Carbon Is the New Slip-Resistance
Composite decking began as a low-maintenance play. In 2025 the pitch has flipped: less carbon, less garbage, same barefoot comfort. Brands that open their LCA books will bank the spec wins, and those that hide behind glossy brochures risk splinters. Getting your numbers ready is not optional anymore, it’s table stakes. Don’t let enviromental paperwork be the board that breaks the project.
Frequently Asked Questions
How much embodied carbon can switching from pine to composite decking really save?
TimberTech’s verified LCA shows roughly 3 kg CO₂e saved per square metre when moving from pressure-treated pine to its composite line (TimberTech, 2025). Over a 50 m² deck that equals about 150 kg CO₂e, or the emissions from nine days of electricity use in an average US home.
Do Trex, TimberTech, and Fiberon all publish EPDs for decking?

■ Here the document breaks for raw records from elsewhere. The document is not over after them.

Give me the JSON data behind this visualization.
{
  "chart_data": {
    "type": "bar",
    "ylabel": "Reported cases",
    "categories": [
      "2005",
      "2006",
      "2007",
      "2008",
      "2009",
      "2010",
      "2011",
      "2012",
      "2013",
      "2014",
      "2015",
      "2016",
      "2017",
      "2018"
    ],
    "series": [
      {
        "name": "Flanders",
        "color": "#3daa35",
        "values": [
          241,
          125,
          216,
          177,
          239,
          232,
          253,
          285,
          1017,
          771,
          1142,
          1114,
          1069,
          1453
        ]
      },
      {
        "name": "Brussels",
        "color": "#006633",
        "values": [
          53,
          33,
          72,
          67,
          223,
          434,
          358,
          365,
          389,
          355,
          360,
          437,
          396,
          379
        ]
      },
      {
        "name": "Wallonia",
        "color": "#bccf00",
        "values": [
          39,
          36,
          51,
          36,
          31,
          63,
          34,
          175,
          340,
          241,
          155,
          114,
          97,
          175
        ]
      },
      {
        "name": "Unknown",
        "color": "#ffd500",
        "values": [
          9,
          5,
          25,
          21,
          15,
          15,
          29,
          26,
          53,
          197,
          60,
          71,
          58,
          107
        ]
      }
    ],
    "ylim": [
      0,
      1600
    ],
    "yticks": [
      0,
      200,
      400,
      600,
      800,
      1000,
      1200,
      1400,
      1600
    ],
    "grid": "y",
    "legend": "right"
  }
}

No. TimberTech has full EPDs on SmartEPD, Fiberon offers an EPD for its Wildwood cladding but not yet for decking, and Trex currently provides only recycled-content verification rather than an EPD.
Which brand diverts the most plastic waste today?
TimberTech has the most ambitious stated goal: recycling 1 billion lb of waste annually by 2026 (TimberTech, 2024). Trex currently processes ≈377 million lb per year and Fiberon about 100 million lb.
Does composite decking always beat wood on carbon?
Not automatically. Verified data show premium composites can outrank pressure-treated pine and tropical hardwoods on cradle-to-grave GWP, but the margin depends on recycled content, energy mix, and board lifespan. Without an EPD you can’t prove the claim.
What PCR should a new decking manufacturer use for an EPD?
Most US brands follow the Outdoor Decking and Railing PCR under EN 15804 published by SmartEPD. Using the same rulebook keeps your numbers directly comparable to existing market data.